Múcio também disse que a demissão do general Júlio César Arruda foi motivada pela falta de confiança. “Desde a questão dos acampamentos, do dia 8, houve quebra de confiança. De maneira que fica muito difícil trabalhar quando as coisas ficam sob suspeita, se ia ou não tomar a providência”, acrescentou Múcio.
Há consenso entre ministros, secretários e o próprio Lula de que o ex-comandante do Exército teria trabalhado contra a desmobilização dos acampamentos de bolsonaristas extremistas em frente ao quartel-general do Exército, no Setor Militar Urbano (SMU), em Brasília.
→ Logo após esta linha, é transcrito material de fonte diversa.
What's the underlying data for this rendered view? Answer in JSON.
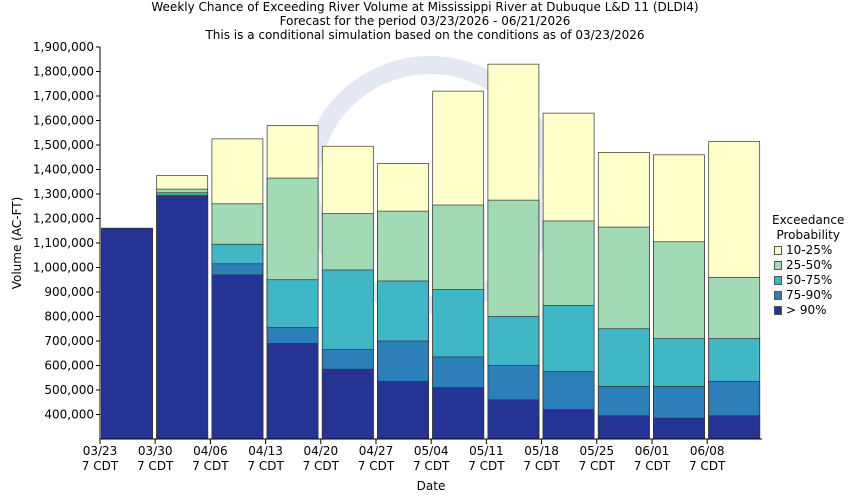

Segundo Múcio, Tomás Paiva está “entusiasmado” com o cargo e vai precisar fazer “costuras internas”. “[Tomás] prometeu servir o país no comando do Exército. Está entusiasmado. Evidentemente que existem algumas costuras internas para fazer, a coisa foi muito rápida, mas nós tínhamos que fazer o que foi feito”, disse o ministro da Defesa.
Durante cerimônia em homenagem aos militares mortos em missão no Haiti, na semana passada, durante terremoto ocorrido no ano de 2010, Tomás Paiva discursou em defesa da democracia, das urnas eletrônicas e da alternância de poder.
“Ser militar é isto, é ser profissional, é respeitar hierarquia e disciplina, é ser coeso, é ser íntegro, é ter espírito de corpo, é defender a pátria, é ter uma instituição de estado apolítica, apartidária. Não interessa quem está no comando, a gente vai cumprir a missão do mesmo jeito. Isso é ser militar. É não ter corrente”, disse Paiva durante solenidade realizada no último dia 18, em São Paulo (SP).
"Quando a gente vota, tem que respeitar o resultado da urna. Não interessa. Tem que respeitar. É isso que se faz. Essa é a convicção que a gente tem que ter. Mesmo que a gente não goste. Nem sempre a gente gosta. Nem sempre é o que a gente queria. Não interessa. Esse é o papel de quem é instituição de Estado. Instituição que respeita os valores da pátria, como de Estado", acrescentou.
Durante a fala, o general afirmou que o respeito às premissas do Exército não anula a cidadania exercida individualmente por cada um dos militares. As palavras foram dadas em meio aos apelos inconstitucionais de apoiadores do ex-presidente Jair Bolsonaro (PL) por uma intervenção militar contra o recém-iniciado governo Lula.
"Isso não significa que o cara não seja um cidadão. Que o cara não possa exercer o seu direito, ter a sua opinião. Ele pode ter, mas ele não pode manifestar. Ele pode ouvir muita coisa, muita gente falando que ele faça isso, faça aquilo, mas ele faz o que é correto. Mesmo que o correto seja impopular. Porque a democracia pressupõe liberdade, garantias individuais, políticas públicas e, também, é o regime do povo, alternância do poder. É o voto", completou o novo comandante do Exército. O discurso pode ser visto na página do Comando Militar do Sudeste no YouTube.